Global map of roadless areas reveals roads fragmenting majority of land

December 15, 2016

Roads now fragment land to such an extent that, worldwide, only 7% of patches created by roads are greater than 100 square kilometers (38 square miles), a new study reports. The results dramatically highlight the footprint of humans on Earth. There are numerous direct and indirect environmental impacts associated with the presence of roads, including deforestation and fragmentation, chemical pollution, noise disturbance, and increased wildlife mortality, among others. To gain a better understanding of the extent and impact of current road systems, Pierre L. Ibisch et al. analyzed two global datasets, OpenStreetMap and gROADS. They also reviewed 282 publications that assess the spatial influence of roads, finding that the effects of these manmade structures most often extend about one kilometer (km) from the road itself; thus, in their effort to build a global map of roadless areas, the researchers included a one km buffer along each road evaluated, as these areas have high road impacts despite being roadless.
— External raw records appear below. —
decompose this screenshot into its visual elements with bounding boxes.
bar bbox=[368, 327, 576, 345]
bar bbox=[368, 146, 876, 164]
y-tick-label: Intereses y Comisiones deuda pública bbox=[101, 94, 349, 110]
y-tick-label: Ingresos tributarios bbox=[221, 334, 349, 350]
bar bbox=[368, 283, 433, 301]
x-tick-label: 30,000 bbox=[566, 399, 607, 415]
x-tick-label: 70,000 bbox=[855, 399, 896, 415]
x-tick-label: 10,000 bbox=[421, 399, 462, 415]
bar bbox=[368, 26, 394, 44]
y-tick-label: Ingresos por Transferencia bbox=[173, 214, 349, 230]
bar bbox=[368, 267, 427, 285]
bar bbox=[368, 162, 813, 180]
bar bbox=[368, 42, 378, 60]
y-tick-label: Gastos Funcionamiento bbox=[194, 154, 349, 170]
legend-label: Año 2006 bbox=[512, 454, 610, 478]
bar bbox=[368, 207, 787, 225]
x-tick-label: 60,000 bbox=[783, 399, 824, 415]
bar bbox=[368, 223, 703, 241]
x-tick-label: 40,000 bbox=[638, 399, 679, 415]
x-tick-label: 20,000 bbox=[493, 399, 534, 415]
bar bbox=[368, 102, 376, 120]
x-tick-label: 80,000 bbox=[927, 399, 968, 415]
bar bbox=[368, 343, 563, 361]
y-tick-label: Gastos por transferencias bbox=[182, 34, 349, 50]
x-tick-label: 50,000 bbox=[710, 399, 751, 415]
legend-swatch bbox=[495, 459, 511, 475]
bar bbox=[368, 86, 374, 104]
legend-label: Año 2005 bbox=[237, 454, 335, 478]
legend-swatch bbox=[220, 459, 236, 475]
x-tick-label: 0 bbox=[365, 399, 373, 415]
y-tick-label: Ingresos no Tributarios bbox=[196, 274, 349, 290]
Their results show that, although roadless areas make up about 80% of Earth's terrestrial surface, these areas are dissected into about 600,000 patches. More than half of the patches are less than 1 square kilometer; 80% are less than 5 square kilometers; and only 7% are greater than 100 square kilometers. The authors note discrepancies in the type of biome affected by fragmentation, where tundra-, rock- and ice-covered biomes are nearly entirely roadless, while temperate broadleaf and mixed forests are the most fragmented. In total, about one third of the world's roadless areas are in regions with low biodiversity, low ecological functions, and low ecosystem resilience values. Lastly, Ibisch et al. look at the portion of roadless areas that fall under protection, finding significant deficiencies. They suggest that further degradation of the world's remaining roadless areas will occur without rapid shifts towards greater protection.